Saudi Arabia’s Heritage Authority revealed that 14 archaeological sites of significant historical heritage have been registered in the second quarter of 2021.
The sites in the regions of Riyadh, Qassim, Tabuk and Al Jawf will be added to the National Antiquities Register, which lists archaeological sites that represent a “great historical legacy for the kingdom”.
The sites feature several stone installations comprising inscriptions, rock art, tools and signs dating from the post-Neolithic period.
Six of the registered sites are in the central region of Qassim.

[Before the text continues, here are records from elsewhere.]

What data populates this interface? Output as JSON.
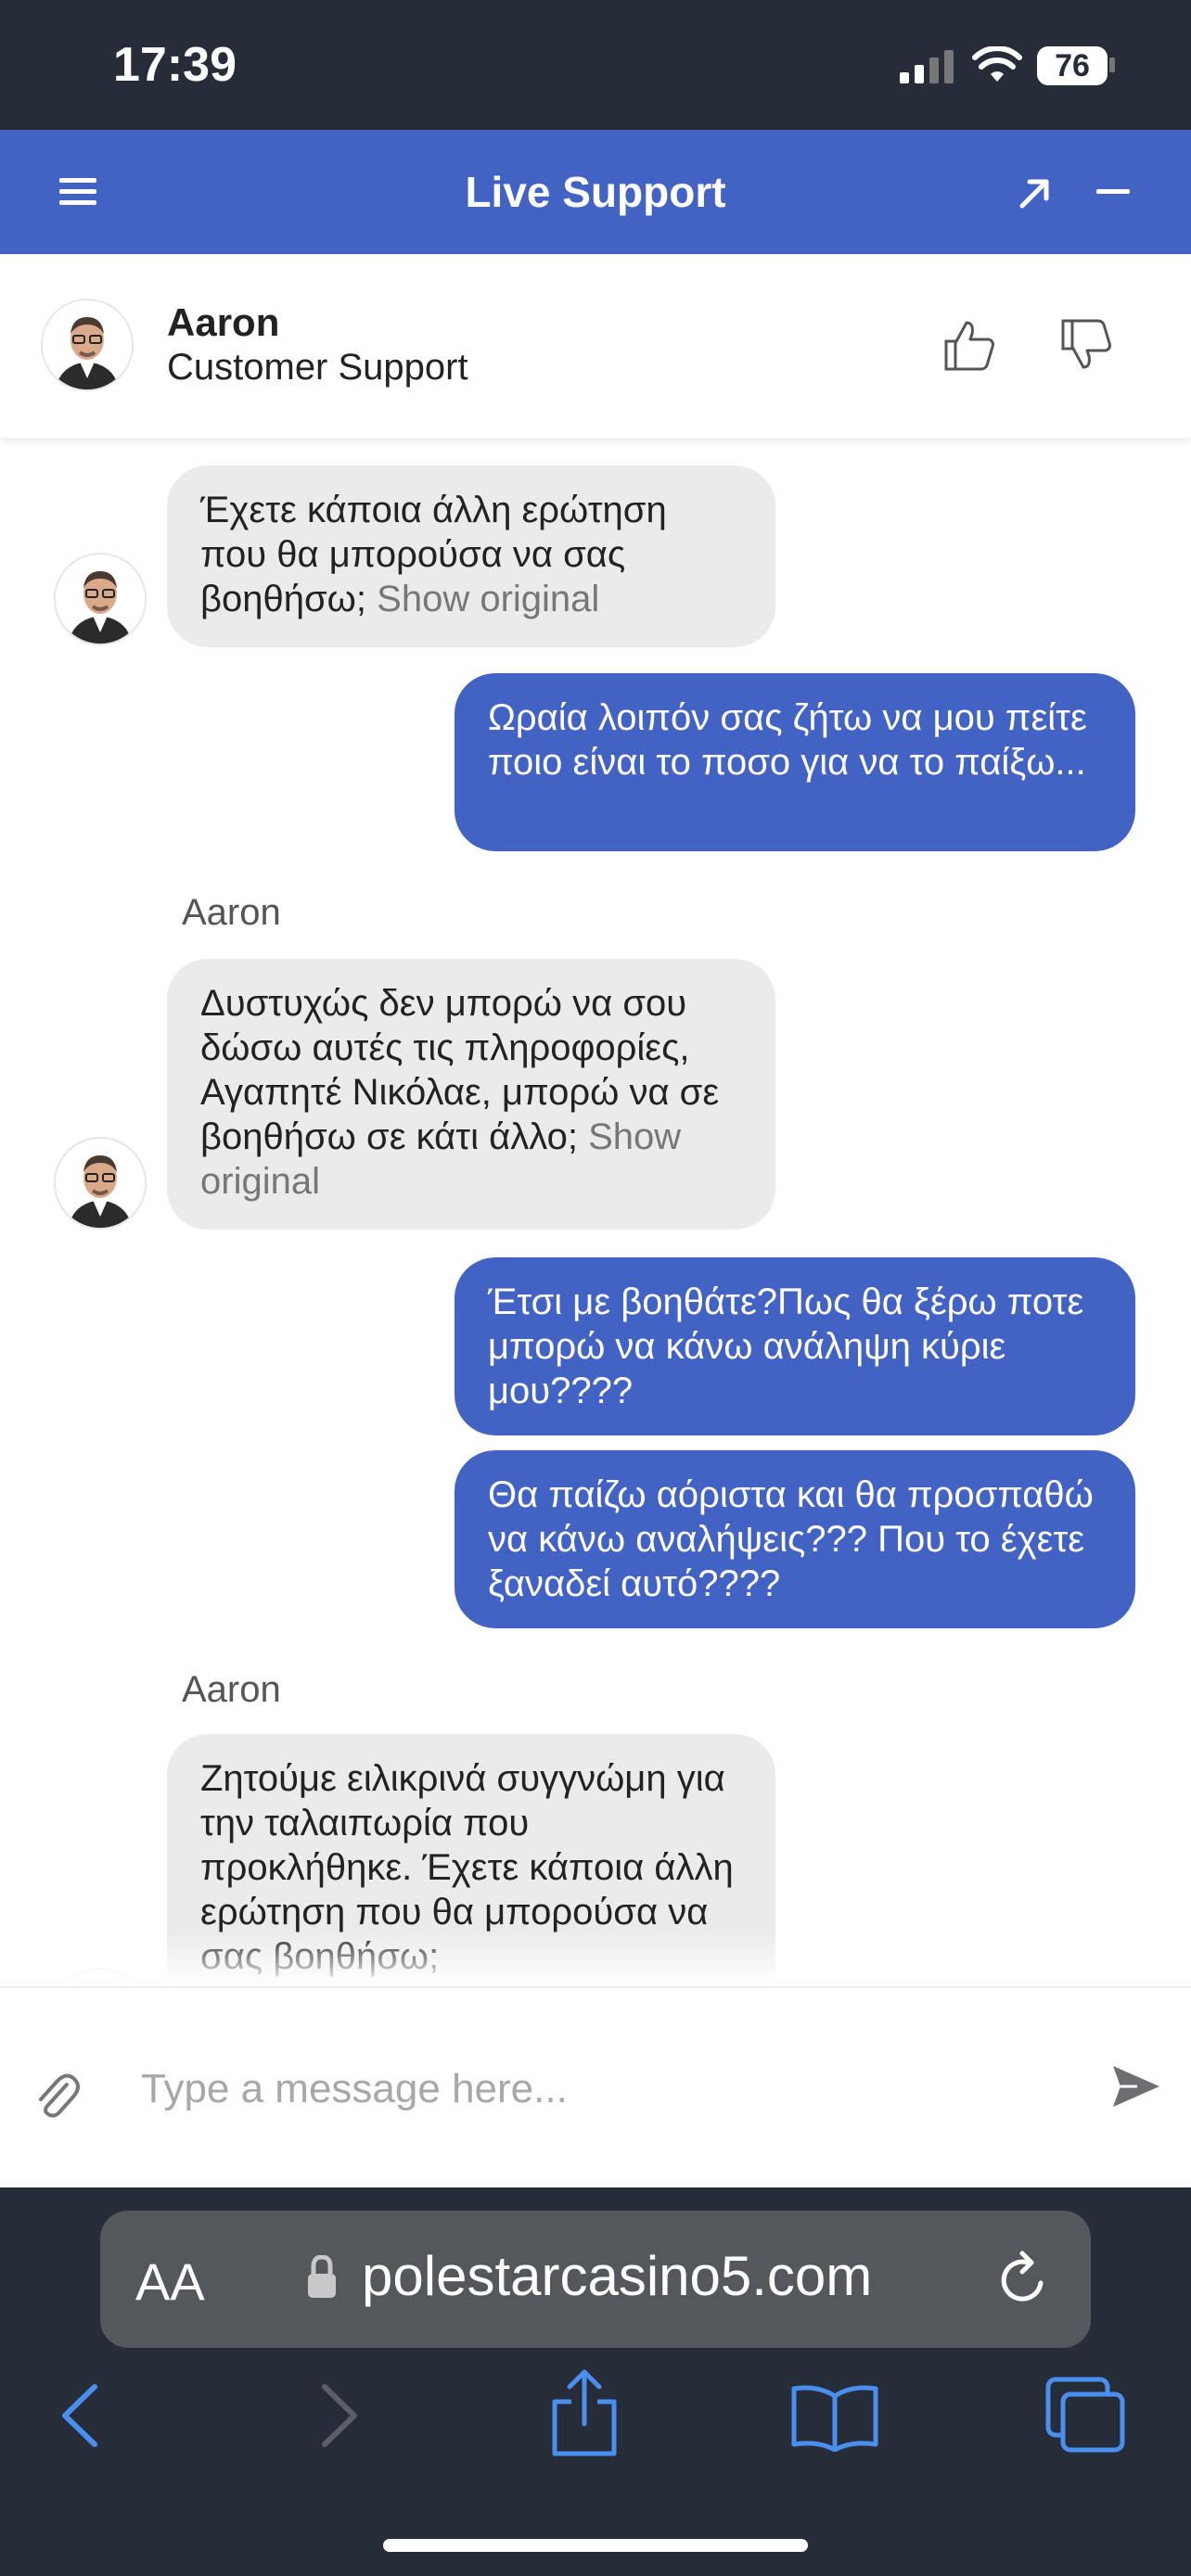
{
  "status": {
    "time": "17:39",
    "battery": "76"
  },
  "header": {
    "title": "Live Support"
  },
  "agent": {
    "name": "Aaron",
    "role": "Customer Support"
  },
  "messages": {
    "m1": {
      "text": "Έχετε κάποια άλλη ερώτηση που θα μπορούσα να σας βοηθήσω;",
      "show_original": "Show original"
    },
    "m2": {
      "text": "Ωραία λοιπόν σας ζήτω να μου πείτε ποιο είναι το ποσο για να το παίξω..."
    },
    "sender2": "Aaron",
    "m3": {
      "text": "Δυστυχώς δεν μπορώ να σου δώσω αυτές τις πληροφορίες, Αγαπητέ Νικόλαε, μπορώ να σε βοηθήσω σε κάτι άλλο;",
      "show_original": "Show original"
    },
    "m4": {
      "text": "Έτσι με βοηθάτε?Πως θα ξέρω ποτε μπορώ να κάνω ανάληψη κύριε μου????"
    },
    "m5": {
      "text": "Θα παίζω αόριστα και θα προσπαθώ να κάνω αναλήψεις??? Που το έχετε ξαναδεί αυτό????"
    },
    "sender3": "Aaron",
    "m6": {
      "text": "Ζητούμε ειλικρινά συγγνώμη για την ταλαιπωρία που προκλήθηκε. Έχετε κάποια άλλη ερώτηση που θα μπορούσα να σας βοηθήσω;"
    }
  },
  "composer": {
    "placeholder": "Type a message here..."
  },
  "browser": {
    "aa": "AA",
    "url": "polestarcasino5.com"
  },
  "colors": {
    "accent": "#4363c4",
    "incoming": "#ebebed",
    "chrome": "#262d38",
    "browser_icon": "#4a8ff0"
  }
}
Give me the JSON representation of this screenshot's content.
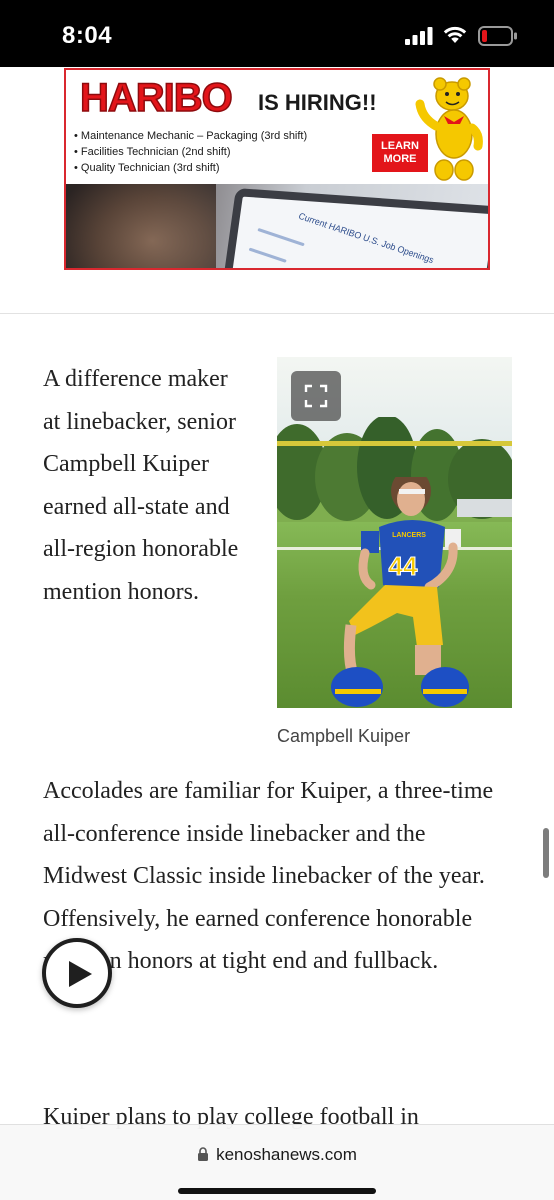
{
  "status_bar": {
    "time": "8:04",
    "icons": [
      "cellular-signal-icon",
      "wifi-icon",
      "battery-low-icon"
    ],
    "battery_color": "#e3151a"
  },
  "ad": {
    "brand": "HARIBO",
    "headline": "IS HIRING!!",
    "jobs": [
      "Maintenance Mechanic – Packaging (3rd shift)",
      "Facilities Technician (2nd shift)",
      "Quality Technician (3rd shift)"
    ],
    "cta_line1": "LEARN",
    "cta_line2": "MORE",
    "screen_text": "Current HARIBO U.S. Job Openings",
    "brand_color": "#e3151a"
  },
  "article": {
    "paragraph1": "A difference maker at linebacker, senior Campbell Kuiper earned all-state and all-region honorable mention honors.",
    "paragraph2": "Accolades are familiar for Kuiper, a three-time all-conference inside linebacker and the Midwest Classic inside linebacker of the year. Offensively, he earned conference honorable mention honors at tight end and fullback.",
    "paragraph3": "Kuiper plans to play college football in"
  },
  "figure": {
    "caption": "Campbell Kuiper",
    "jersey_number": "44",
    "jersey_text": "LANCERS",
    "expand_icon": "expand-icon"
  },
  "media": {
    "play_icon": "play-icon"
  },
  "browser": {
    "url": "kenoshanews.com",
    "lock_icon": "lock-icon"
  }
}
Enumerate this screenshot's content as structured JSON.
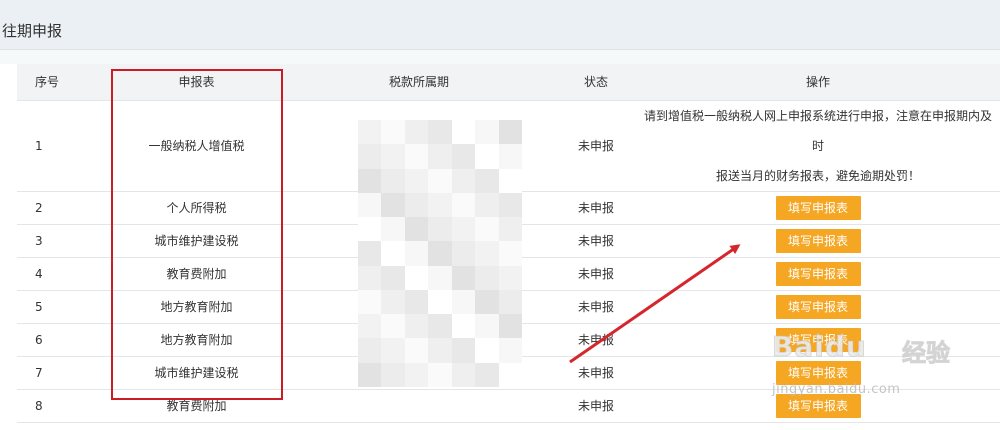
{
  "page": {
    "title": "往期申报"
  },
  "table": {
    "headers": {
      "index": "序号",
      "form": "申报表",
      "period": "税款所属期",
      "status": "状态",
      "action": "操作"
    },
    "notice": {
      "line1": "请到增值税一般纳税人网上申报系统进行申报，注意在申报期内及时",
      "line2": "报送当月的财务报表，避免逾期处罚！"
    },
    "rows": [
      {
        "index": "1",
        "form": "一般纳税人增值税",
        "status": "未申报"
      },
      {
        "index": "2",
        "form": "个人所得税",
        "status": "未申报",
        "action": "填写申报表"
      },
      {
        "index": "3",
        "form": "城市维护建设税",
        "status": "未申报",
        "action": "填写申报表"
      },
      {
        "index": "4",
        "form": "教育费附加",
        "status": "未申报",
        "action": "填写申报表"
      },
      {
        "index": "5",
        "form": "地方教育附加",
        "status": "未申报",
        "action": "填写申报表"
      },
      {
        "index": "6",
        "form": "地方教育附加",
        "status": "未申报",
        "action": "填写申报表"
      },
      {
        "index": "7",
        "form": "城市维护建设税",
        "status": "未申报",
        "action": "填写申报表"
      },
      {
        "index": "8",
        "form": "教育费附加",
        "status": "未申报",
        "action": "填写申报表"
      }
    ]
  },
  "watermark": {
    "brand": "Baidu",
    "suffix": "经验",
    "url": "jingyan.baidu.com"
  },
  "colors": {
    "button": "#f5a623",
    "highlight": "#c91c25",
    "arrow": "#d6262d",
    "header_bg": "#eaf0f3"
  }
}
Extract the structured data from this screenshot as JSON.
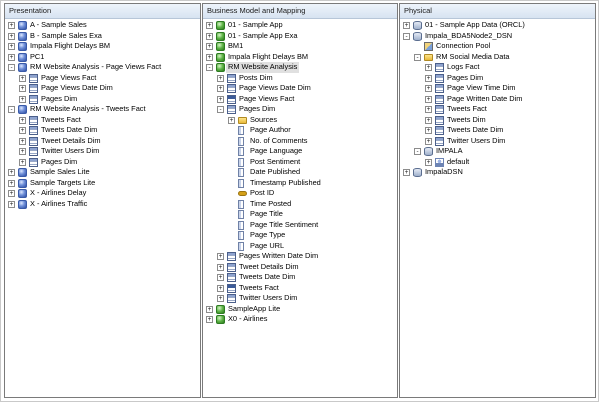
{
  "panels": {
    "presentation": {
      "title": "Presentation",
      "items": [
        {
          "label": "A - Sample Sales",
          "level": 0,
          "toggle": "+",
          "icon": "subject-area-cube-icon"
        },
        {
          "label": "B - Sample Sales Exa",
          "level": 0,
          "toggle": "+",
          "icon": "subject-area-cube-icon"
        },
        {
          "label": "Impala Flight Delays BM",
          "level": 0,
          "toggle": "+",
          "icon": "subject-area-cube-icon"
        },
        {
          "label": "PC1",
          "level": 0,
          "toggle": "+",
          "icon": "subject-area-cube-icon"
        },
        {
          "label": "RM Website Analysis - Page Views Fact",
          "level": 0,
          "toggle": "-",
          "icon": "subject-area-cube-icon"
        },
        {
          "label": "Page Views Fact",
          "level": 1,
          "toggle": "+",
          "icon": "presentation-table-icon"
        },
        {
          "label": "Page Views Date Dim",
          "level": 1,
          "toggle": "+",
          "icon": "presentation-table-icon"
        },
        {
          "label": "Pages Dim",
          "level": 1,
          "toggle": "+",
          "icon": "presentation-table-icon"
        },
        {
          "label": "RM Website Analysis - Tweets Fact",
          "level": 0,
          "toggle": "-",
          "icon": "subject-area-cube-icon"
        },
        {
          "label": "Tweets Fact",
          "level": 1,
          "toggle": "+",
          "icon": "presentation-table-icon"
        },
        {
          "label": "Tweets Date Dim",
          "level": 1,
          "toggle": "+",
          "icon": "presentation-table-icon"
        },
        {
          "label": "Tweet Details Dim",
          "level": 1,
          "toggle": "+",
          "icon": "presentation-table-icon"
        },
        {
          "label": "Twitter Users Dim",
          "level": 1,
          "toggle": "+",
          "icon": "presentation-table-icon"
        },
        {
          "label": "Pages Dim",
          "level": 1,
          "toggle": "+",
          "icon": "presentation-table-icon"
        },
        {
          "label": "Sample Sales Lite",
          "level": 0,
          "toggle": "+",
          "icon": "subject-area-cube-icon"
        },
        {
          "label": "Sample Targets Lite",
          "level": 0,
          "toggle": "+",
          "icon": "subject-area-cube-icon"
        },
        {
          "label": "X - Airlines Delay",
          "level": 0,
          "toggle": "+",
          "icon": "subject-area-cube-icon"
        },
        {
          "label": "X - Airlines Traffic",
          "level": 0,
          "toggle": "+",
          "icon": "subject-area-cube-icon"
        }
      ]
    },
    "bmm": {
      "title": "Business Model and Mapping",
      "items": [
        {
          "label": "01 - Sample App",
          "level": 0,
          "toggle": "+",
          "icon": "business-model-icon"
        },
        {
          "label": "01 - Sample App Exa",
          "level": 0,
          "toggle": "+",
          "icon": "business-model-icon"
        },
        {
          "label": "BM1",
          "level": 0,
          "toggle": "+",
          "icon": "business-model-icon"
        },
        {
          "label": "Impala Flight Delays BM",
          "level": 0,
          "toggle": "+",
          "icon": "business-model-icon"
        },
        {
          "label": "RM Website Analysis",
          "level": 0,
          "toggle": "-",
          "icon": "business-model-icon",
          "selected": true
        },
        {
          "label": "Posts Dim",
          "level": 1,
          "toggle": "+",
          "icon": "logical-table-icon"
        },
        {
          "label": "Page Views Date Dim",
          "level": 1,
          "toggle": "+",
          "icon": "logical-table-icon"
        },
        {
          "label": "Page Views Fact",
          "level": 1,
          "toggle": "+",
          "icon": "fact-table-icon"
        },
        {
          "label": "Pages Dim",
          "level": 1,
          "toggle": "-",
          "icon": "logical-table-icon"
        },
        {
          "label": "Sources",
          "level": 2,
          "toggle": "+",
          "icon": "folder-icon"
        },
        {
          "label": "Page Author",
          "level": 2,
          "toggle": "",
          "icon": "column-icon"
        },
        {
          "label": "No. of Comments",
          "level": 2,
          "toggle": "",
          "icon": "column-icon"
        },
        {
          "label": "Page Language",
          "level": 2,
          "toggle": "",
          "icon": "column-icon"
        },
        {
          "label": "Post Sentiment",
          "level": 2,
          "toggle": "",
          "icon": "column-icon"
        },
        {
          "label": "Date Published",
          "level": 2,
          "toggle": "",
          "icon": "column-icon"
        },
        {
          "label": "Timestamp Published",
          "level": 2,
          "toggle": "",
          "icon": "column-icon"
        },
        {
          "label": "Post ID",
          "level": 2,
          "toggle": "",
          "icon": "key-icon"
        },
        {
          "label": "Time Posted",
          "level": 2,
          "toggle": "",
          "icon": "column-icon"
        },
        {
          "label": "Page Title",
          "level": 2,
          "toggle": "",
          "icon": "column-icon"
        },
        {
          "label": "Page Title Sentiment",
          "level": 2,
          "toggle": "",
          "icon": "column-icon"
        },
        {
          "label": "Page Type",
          "level": 2,
          "toggle": "",
          "icon": "column-icon"
        },
        {
          "label": "Page URL",
          "level": 2,
          "toggle": "",
          "icon": "column-icon"
        },
        {
          "label": "Pages Written Date Dim",
          "level": 1,
          "toggle": "+",
          "icon": "logical-table-icon"
        },
        {
          "label": "Tweet Details Dim",
          "level": 1,
          "toggle": "+",
          "icon": "logical-table-icon"
        },
        {
          "label": "Tweets Date Dim",
          "level": 1,
          "toggle": "+",
          "icon": "logical-table-icon"
        },
        {
          "label": "Tweets Fact",
          "level": 1,
          "toggle": "+",
          "icon": "fact-table-icon"
        },
        {
          "label": "Twitter Users Dim",
          "level": 1,
          "toggle": "+",
          "icon": "logical-table-icon"
        },
        {
          "label": "SampleApp Lite",
          "level": 0,
          "toggle": "+",
          "icon": "business-model-icon"
        },
        {
          "label": "X0 - Airlines",
          "level": 0,
          "toggle": "+",
          "icon": "business-model-icon"
        }
      ]
    },
    "physical": {
      "title": "Physical",
      "items": [
        {
          "label": "01 - Sample App Data (ORCL)",
          "level": 0,
          "toggle": "+",
          "icon": "database-icon"
        },
        {
          "label": "Impala_BDA5Node2_DSN",
          "level": 0,
          "toggle": "-",
          "icon": "database-icon"
        },
        {
          "label": "Connection Pool",
          "level": 1,
          "toggle": "",
          "icon": "connection-pool-icon"
        },
        {
          "label": "RM Social Media Data",
          "level": 1,
          "toggle": "-",
          "icon": "folder-icon"
        },
        {
          "label": "Logs Fact",
          "level": 2,
          "toggle": "+",
          "icon": "physical-table-icon"
        },
        {
          "label": "Pages Dim",
          "level": 2,
          "toggle": "+",
          "icon": "physical-table-icon"
        },
        {
          "label": "Page View Time Dim",
          "level": 2,
          "toggle": "+",
          "icon": "physical-table-icon"
        },
        {
          "label": "Page Written Date Dim",
          "level": 2,
          "toggle": "+",
          "icon": "physical-table-icon"
        },
        {
          "label": "Tweets Fact",
          "level": 2,
          "toggle": "+",
          "icon": "physical-table-icon"
        },
        {
          "label": "Tweets Dim",
          "level": 2,
          "toggle": "+",
          "icon": "physical-table-icon"
        },
        {
          "label": "Tweets Date Dim",
          "level": 2,
          "toggle": "+",
          "icon": "physical-table-icon"
        },
        {
          "label": "Twitter Users Dim",
          "level": 2,
          "toggle": "+",
          "icon": "physical-table-icon"
        },
        {
          "label": "IMPALA",
          "level": 1,
          "toggle": "-",
          "icon": "catalog-icon"
        },
        {
          "label": "default",
          "level": 2,
          "toggle": "+",
          "icon": "schema-icon"
        },
        {
          "label": "ImpalaDSN",
          "level": 0,
          "toggle": "+",
          "icon": "database-icon"
        }
      ]
    }
  }
}
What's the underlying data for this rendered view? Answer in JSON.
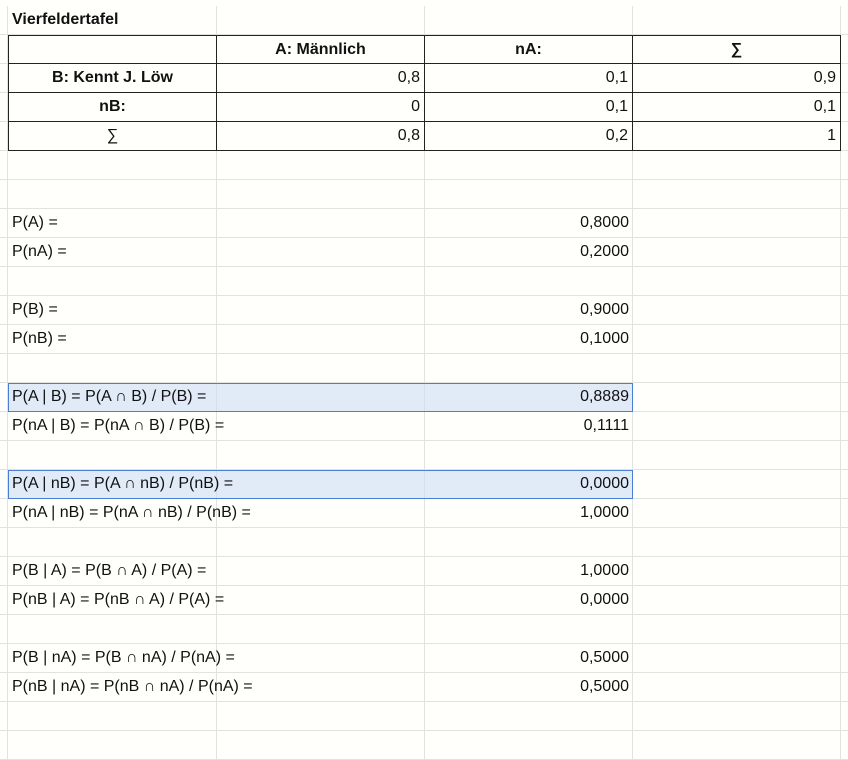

The six sites are Jabal Shofan, Al Safalah, Jal Al Rabiah Al Sharqi 1, Jal Al Rabiah Al Sharqi 2, Rajm Al Shuyoukh, in addition to rock art in Al Taraq Centre.
Three sites were discovered in Riyadh and Tabuk: Shuaib Al Adighim, Upper Shuaib Al Adighem and Ruwaigb in Riyadh; Khashem Al-Naqi, the inscriptions of Wadi Qareen Ghazal, and the stone quarry in Wadi Qareen Ghazal in Tabuk. Jabal Markaz Murir and Al Hennah were discovered in Al Jawf region.
The discoveries include Islamic writing, fragments of green glazed pottery dating from the early Islamic period, and stone tools from the late Acheulean era.
The Heritage Authority had so far registered 624 archaeological sites in the first quarter of this year, bringing the total number of archaeological sites listed in the National Antiquities Register to 8,176.
The authority is responsible for discovering historical archaeological sites in the kingdom, which it then officially adds to the National Antiquities Register.
The locations are shared on digital maps that enable easy access to manage, protect and preserve the sites.